A team of scientists say they have found the Krokosua Squeaker Frog or the Giant Squeaker Frog (Arthroleptis krokosua) at Ghana’s Western Region Sui River Forest Reserve after four years of intensive search.
According to the team of scientists from 'Save the Frogs Ghana', a non-profit organisation dedicated exclusively to amphibian conservation, less than 14 individuals of the West Africa's Krokosua Squeaker Frog are currently in existence.
The organisation's Executive Director, Gilbert Adum, who led the nine-member team that made the important discovery, says they are “excited about the discovery as this has given hope that together we can save the Giant Squeaker Frog from extinction.”

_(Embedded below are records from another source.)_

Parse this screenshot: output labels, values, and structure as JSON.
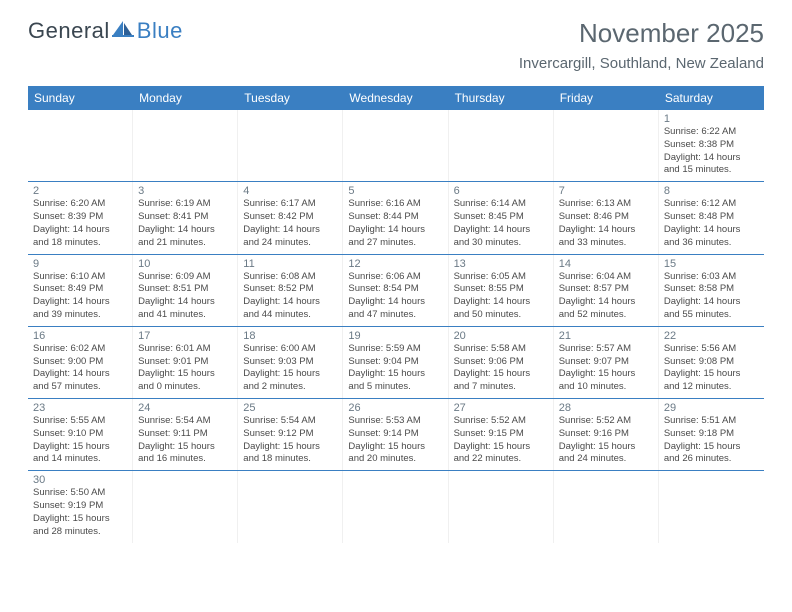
{
  "brand": {
    "part1": "General",
    "part2": "Blue"
  },
  "title": "November 2025",
  "location": "Invercargill, Southland, New Zealand",
  "colors": {
    "header_bg": "#3a7fc2",
    "header_text": "#ffffff",
    "logo_gray": "#5b6770",
    "logo_blue": "#3a7fc2",
    "cell_border": "#3a7fc2"
  },
  "day_names": [
    "Sunday",
    "Monday",
    "Tuesday",
    "Wednesday",
    "Thursday",
    "Friday",
    "Saturday"
  ],
  "weeks": [
    [
      null,
      null,
      null,
      null,
      null,
      null,
      {
        "n": "1",
        "sr": "Sunrise: 6:22 AM",
        "ss": "Sunset: 8:38 PM",
        "dl1": "Daylight: 14 hours",
        "dl2": "and 15 minutes."
      }
    ],
    [
      {
        "n": "2",
        "sr": "Sunrise: 6:20 AM",
        "ss": "Sunset: 8:39 PM",
        "dl1": "Daylight: 14 hours",
        "dl2": "and 18 minutes."
      },
      {
        "n": "3",
        "sr": "Sunrise: 6:19 AM",
        "ss": "Sunset: 8:41 PM",
        "dl1": "Daylight: 14 hours",
        "dl2": "and 21 minutes."
      },
      {
        "n": "4",
        "sr": "Sunrise: 6:17 AM",
        "ss": "Sunset: 8:42 PM",
        "dl1": "Daylight: 14 hours",
        "dl2": "and 24 minutes."
      },
      {
        "n": "5",
        "sr": "Sunrise: 6:16 AM",
        "ss": "Sunset: 8:44 PM",
        "dl1": "Daylight: 14 hours",
        "dl2": "and 27 minutes."
      },
      {
        "n": "6",
        "sr": "Sunrise: 6:14 AM",
        "ss": "Sunset: 8:45 PM",
        "dl1": "Daylight: 14 hours",
        "dl2": "and 30 minutes."
      },
      {
        "n": "7",
        "sr": "Sunrise: 6:13 AM",
        "ss": "Sunset: 8:46 PM",
        "dl1": "Daylight: 14 hours",
        "dl2": "and 33 minutes."
      },
      {
        "n": "8",
        "sr": "Sunrise: 6:12 AM",
        "ss": "Sunset: 8:48 PM",
        "dl1": "Daylight: 14 hours",
        "dl2": "and 36 minutes."
      }
    ],
    [
      {
        "n": "9",
        "sr": "Sunrise: 6:10 AM",
        "ss": "Sunset: 8:49 PM",
        "dl1": "Daylight: 14 hours",
        "dl2": "and 39 minutes."
      },
      {
        "n": "10",
        "sr": "Sunrise: 6:09 AM",
        "ss": "Sunset: 8:51 PM",
        "dl1": "Daylight: 14 hours",
        "dl2": "and 41 minutes."
      },
      {
        "n": "11",
        "sr": "Sunrise: 6:08 AM",
        "ss": "Sunset: 8:52 PM",
        "dl1": "Daylight: 14 hours",
        "dl2": "and 44 minutes."
      },
      {
        "n": "12",
        "sr": "Sunrise: 6:06 AM",
        "ss": "Sunset: 8:54 PM",
        "dl1": "Daylight: 14 hours",
        "dl2": "and 47 minutes."
      },
      {
        "n": "13",
        "sr": "Sunrise: 6:05 AM",
        "ss": "Sunset: 8:55 PM",
        "dl1": "Daylight: 14 hours",
        "dl2": "and 50 minutes."
      },
      {
        "n": "14",
        "sr": "Sunrise: 6:04 AM",
        "ss": "Sunset: 8:57 PM",
        "dl1": "Daylight: 14 hours",
        "dl2": "and 52 minutes."
      },
      {
        "n": "15",
        "sr": "Sunrise: 6:03 AM",
        "ss": "Sunset: 8:58 PM",
        "dl1": "Daylight: 14 hours",
        "dl2": "and 55 minutes."
      }
    ],
    [
      {
        "n": "16",
        "sr": "Sunrise: 6:02 AM",
        "ss": "Sunset: 9:00 PM",
        "dl1": "Daylight: 14 hours",
        "dl2": "and 57 minutes."
      },
      {
        "n": "17",
        "sr": "Sunrise: 6:01 AM",
        "ss": "Sunset: 9:01 PM",
        "dl1": "Daylight: 15 hours",
        "dl2": "and 0 minutes."
      },
      {
        "n": "18",
        "sr": "Sunrise: 6:00 AM",
        "ss": "Sunset: 9:03 PM",
        "dl1": "Daylight: 15 hours",
        "dl2": "and 2 minutes."
      },
      {
        "n": "19",
        "sr": "Sunrise: 5:59 AM",
        "ss": "Sunset: 9:04 PM",
        "dl1": "Daylight: 15 hours",
        "dl2": "and 5 minutes."
      },
      {
        "n": "20",
        "sr": "Sunrise: 5:58 AM",
        "ss": "Sunset: 9:06 PM",
        "dl1": "Daylight: 15 hours",
        "dl2": "and 7 minutes."
      },
      {
        "n": "21",
        "sr": "Sunrise: 5:57 AM",
        "ss": "Sunset: 9:07 PM",
        "dl1": "Daylight: 15 hours",
        "dl2": "and 10 minutes."
      },
      {
        "n": "22",
        "sr": "Sunrise: 5:56 AM",
        "ss": "Sunset: 9:08 PM",
        "dl1": "Daylight: 15 hours",
        "dl2": "and 12 minutes."
      }
    ],
    [
      {
        "n": "23",
        "sr": "Sunrise: 5:55 AM",
        "ss": "Sunset: 9:10 PM",
        "dl1": "Daylight: 15 hours",
        "dl2": "and 14 minutes."
      },
      {
        "n": "24",
        "sr": "Sunrise: 5:54 AM",
        "ss": "Sunset: 9:11 PM",
        "dl1": "Daylight: 15 hours",
        "dl2": "and 16 minutes."
      },
      {
        "n": "25",
        "sr": "Sunrise: 5:54 AM",
        "ss": "Sunset: 9:12 PM",
        "dl1": "Daylight: 15 hours",
        "dl2": "and 18 minutes."
      },
      {
        "n": "26",
        "sr": "Sunrise: 5:53 AM",
        "ss": "Sunset: 9:14 PM",
        "dl1": "Daylight: 15 hours",
        "dl2": "and 20 minutes."
      },
      {
        "n": "27",
        "sr": "Sunrise: 5:52 AM",
        "ss": "Sunset: 9:15 PM",
        "dl1": "Daylight: 15 hours",
        "dl2": "and 22 minutes."
      },
      {
        "n": "28",
        "sr": "Sunrise: 5:52 AM",
        "ss": "Sunset: 9:16 PM",
        "dl1": "Daylight: 15 hours",
        "dl2": "and 24 minutes."
      },
      {
        "n": "29",
        "sr": "Sunrise: 5:51 AM",
        "ss": "Sunset: 9:18 PM",
        "dl1": "Daylight: 15 hours",
        "dl2": "and 26 minutes."
      }
    ],
    [
      {
        "n": "30",
        "sr": "Sunrise: 5:50 AM",
        "ss": "Sunset: 9:19 PM",
        "dl1": "Daylight: 15 hours",
        "dl2": "and 28 minutes."
      },
      null,
      null,
      null,
      null,
      null,
      null
    ]
  ]
}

Students from the Kwame Nkrumah University of Science and Technology's Department of Wildlife and Range Management assisted on the expedition.
The Giant Squeaker Frog was first identified in 2002 from single specimen that research scientists found at the Krokosua Hills in Western Ghana.
Despite active searching to find more frogs it was not until 2009 that another Krokosua Frog was found, when 14 individual frogs, its highest abundance ever, were recorded at the Sui River Forest Reserve.
What was most spectacular about the discovery, according to the scientists, was that the frog was recorded at an entirely new location and was at the highest point of the Sui Hills, 610m above sea level.
The frog was an adult, indicating that a breeding population may be surviving at this location.
However, 'Save the Frogs Ghana' Programmes Coordinator, Sandra Owusu-Gyamfi, who was on the team laments that the Sui Forest faces severe threats from logging, mining, farming and invasion of the alien Devil Weed, popularly called Achempong weed.
She says that the weed invasion and the habitat destruction activities may be the reason the Giant Squeaker Frog is not getting the chance to recover from the brink of extinction.
The team also called on the Forestry Commission and government to immediately delineate and protect the Squeaker Frog’s habitats permanently from any form of exploitation.
Conservation Leadership Programme and 'Save the Frogs USA' funded the project to look for the rare frogs.
Additional funding was also received from the Rufford Small Grants Foundation, and the German-based Stiftung Artenschutz (Species Conservation Foundation).